It has been estimated that nearly 70% of the mortgages made by banks are backed by Fannie Mae or Freddie Mac. Neither Fannie nor Freddie will provide financing on a condo that is currently involved in construction defect litigation. If the building was FHA or VA approved prior to the formal filing of the litigation, that approval will be suspended until the litigation has been formally settled. These government sponsored entities, do not want to take the time to evaluate the potential impact of the lawsuit on the HOA in the event that the lawsuit was dismissed, and now the community had a bunch of repairs to the complex potentially without the ability to pay for the repairs. As a result of the unknown the general rule of thumb is to avoid any financing to a complex in construction defect litigation. There are situations where the litigation only covers “common areas” and the actual condo unit is not included in within the lawsuit.

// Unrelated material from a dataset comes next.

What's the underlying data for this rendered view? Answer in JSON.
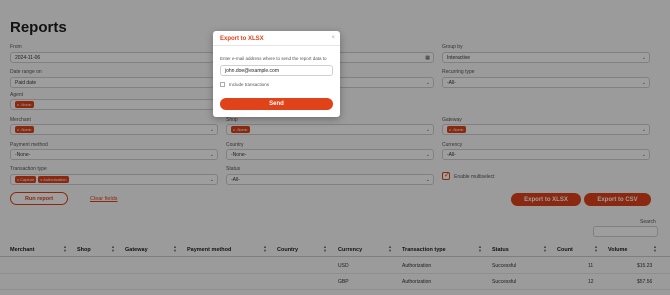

There are lenders that will provide loans backs by Fannie and Freddie under these circumstances with the corresponding documentation. Most construction defect lawsuits will contain issues that impact the individual condominium units and are referenced in the actual litigation language. Identifying a loan for a condominium that is under active construction defect litigation is not impossible and there are many lenders that offer these types of loans.

Mortgage Loans for Condos in Construction Defect Litigation

The type of lender that you are seeking to facilitate a home loan within a complex that is under active construction defect litigation is a portfolio lender, a company that does not sell their loans on the secondary mortgage markets. A portfolio lender makes money off of the loan fees and also seeks to make profits off the interest paid on the mortgages that the make. Portfolio lenders are usually savings and loan institutions, credit unions and sometimes banks. They are typically willing to make non-traditional loans and many of them will consider loans on condos that are under active construction defect litigation. Portfolio lenders typically rely on mortgage brokers to identify the transactions, so you will need to seek out a mortgage broker who can offer these portfolio programs.

What to Expect from a Portfolio loan on a Condo in Construction Defect Litigation

  1. Down-payment- Lenders offering loans on condos in construction defect litigation will require a minimum down-payment of 20%
  2. Loan Terms- Lenders offering loan programs for condos in construction defect litigation typically are not going to offer a thirty year fixed mortgage. 5/1 ARMS, 7/1 ARMS, 15 year fixed programs are available.
  3. Interest-Rates-Interest-rates offered to buyers or homeowners that are involved in active construction defect litigation will be comparatively higher than that of a condo that is not in active litigation.